Uno de los primeros trabajos reflexivos que emergieron a raíz del caso Gauthe fue El problema del abuso sexual por el clero católico romano (1985), el que fue elaborado por Ray Mouton, Thomas Doyle y Michael Peterson, escrito que sería popularmente conocido como “el manual”. En ese profético trabajo se postuló la tesis de que la comprensión del abuso sexual clerical debía implicar consideraciones legales judiciales, canónicas, clínicas y espirituales. Pese al tono de urgencia advirtiendo la seriedad y gravedad del problema y que sus autores enviaron su trabajo para su discusión a la Conferencia de Obispos Católicos Estadounidenses, la jerarquía de la Iglesia hizo caso omiso de sus recomendaciones. Sin embargo, con el transcurrir del tiempo, “el manual” tendría una importante influencia en las décadas siguientes para la comprensión de la crisis de la Iglesia estadounidense2.
El nivel de prensa que adquirió el caso Gauthe alentó a que comenzara una ola de denuncias hacia otros sacerdotes involucrados en abusos sexuales en el estado y creó un efecto dominó a nivel nacional. Entre 1983 y 1987 hubo un promedio de una denuncia a la semana relacionada con casos de abusos sexuales perpetrados por sacerdotes católicos a lo largo y ancho de Estados Unidos3. Para comienzo de los años noventa ya habían suficientes antecedentes investigativos de que el problema de los abusos sexuales en la Iglesia católica de Estados Unidos era una realidad incomoda, quemante y ciertamente no reducible a la noción de “casos aislados”4.

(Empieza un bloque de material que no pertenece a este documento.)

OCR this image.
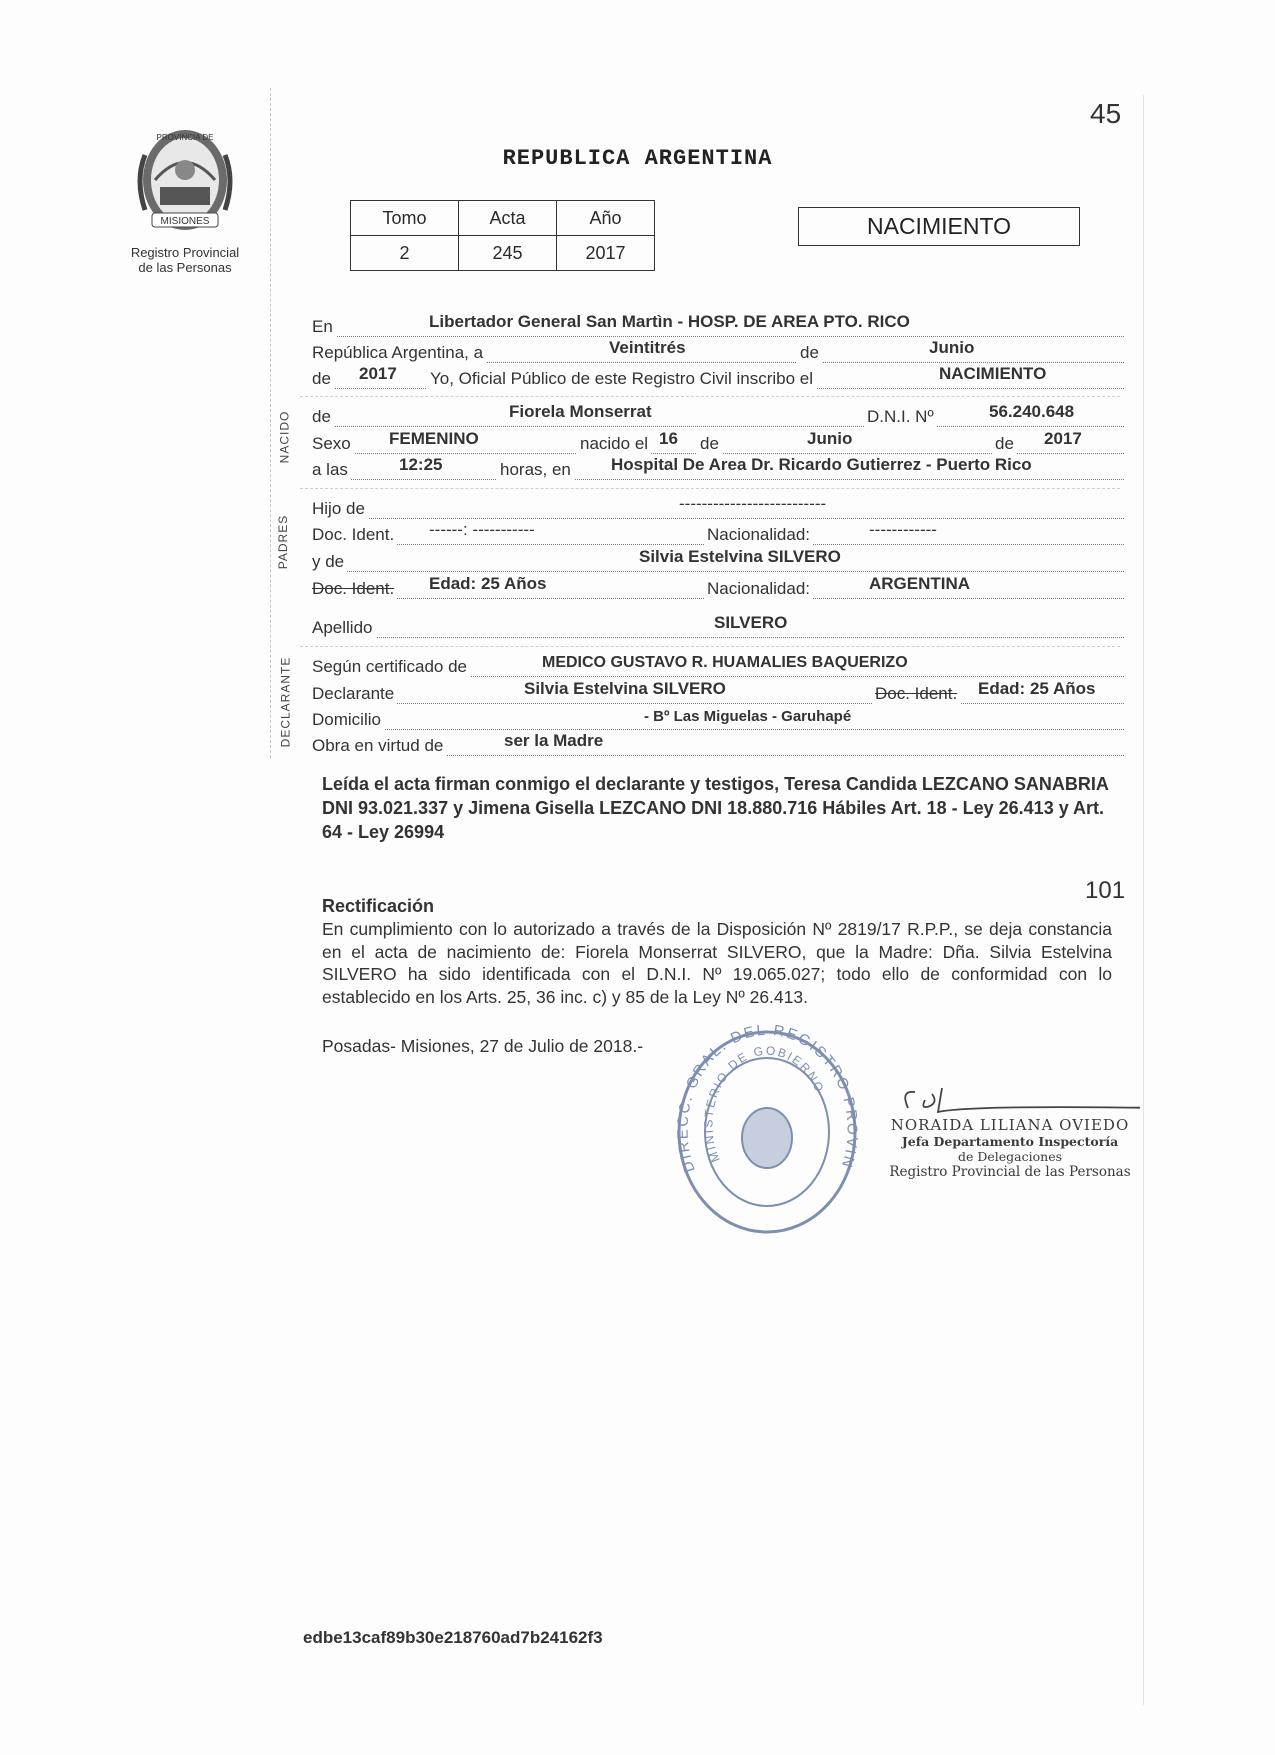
MISIONES
PROVINCIA DE
Registro Provincial
de las Personas
45
REPUBLICA ARGENTINA
Tomo	Acta	Año
2	245	2017
NACIMIENTO
En	Libertador General San Martìn - HOSP. DE AREA PTO. RICO
República Argentina, a	Veintitrés	de	Junio
de 2017 Yo, Oficial Público de este Registro Civil inscribo el	NACIMIENTO
NACIDO de	Fiorela Monserrat	D.N.I. Nº	56.240.648
Sexo FEMENINO	nacido el 16 de	Junio	de 2017
a las	12:25	horas, en Hospital De Area Dr. Ricardo Gutierrez - Puerto Rico
PADRES
Hijo de	--------------------------
Doc. Ident. ------: -----------	Nacionalidad:	------------
y de	Silvia Estelvina SILVERO
Doc. Ident. Edad: 25 Años	Nacionalidad:	ARGENTINA
Apellido	SILVERO
DECLARANTE Según certificado de	MEDICO GUSTAVO R. HUAMALIES BAQUERIZO
Declarante	Silvia Estelvina SILVERO	Doc. Ident. Edad: 25 Años
Domicilio	- Bº Las Miguelas - Garuhapé
Obra en virtud de	ser la Madre
Leída el acta firman conmigo el declarante y testigos, Teresa Candida LEZCANO SANABRIA DNI 93.021.337 y Jimena Gisella LEZCANO DNI 18.880.716 Hábiles Art. 18 - Ley 26.413 y Art. 64 - Ley 26994
101
Rectificación
En cumplimiento con lo autorizado a través de la Disposición Nº 2819/17 R.P.P., se deja constancia en el acta de nacimiento de: Fiorela Monserrat SILVERO, que la Madre: Dña. Silvia Estelvina SILVERO ha sido identificada con el D.N.I. Nº 19.065.027; todo ello de conformidad con lo establecido en los Arts. 25, 36 inc. c) y 85 de la Ley Nº 26.413.
Posadas- Misiones, 27 de Julio de 2018.-
DIRECC. GRAL. DEL REGISTRO PROVIN
MINISTERIO DE GOBIERNO
NORAIDA LILIANA OVIEDO
Jefa Departamento Inspectoría
de Delegaciones
Registro Provincial de las Personas
edbe13caf89b30e218760ad7b24162f3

Sin embargo, iba a ser el escándalo y terremoto del develamiento de los abusos sexuales de la arquidiócesis de Boston, los que, en enero de 2002, gracias al notable trabajo investigativo realizado por el equipo de Boston Globe 5, mostraría la profundidad y severidad del problema vivido en al interior de la Iglesia católica. El símbolo de esa tragedia iba tener dos rostros concretos, el sacerdote John Geoghan y el cardenal Bernard Law. El primero de ellos abusó de al menos 130 niños, mayoritariamente prepúberes de sectores marginales vulnerables, entre los años 1960 y 1998. El cardenal Law en cambio, fallecido a finales del año 2017, pasaría a la historia como el responsable directo de uno de los mayores encubrimientos sistemáticos documentados en la Iglesia católica; ya que solamente en la arquidiócesis de Boston, se descubrió que alrededor de 237 sacerdotes cometieron delitos de abuso sexual a menores durante décadas, al amparo del minucioso trabajo de encubrimiento perpetrado por dicho cardenal. Paradójicamente, luego de aceptar su renuncia, Juan Pablo II le traslada al vaticano y le nombra arcipreste de la basílica de Santa María la Mayor —una de las más importantes de Roma—, llegando incluso a participar en la elección del papa Benedicto XVI en el año 2005.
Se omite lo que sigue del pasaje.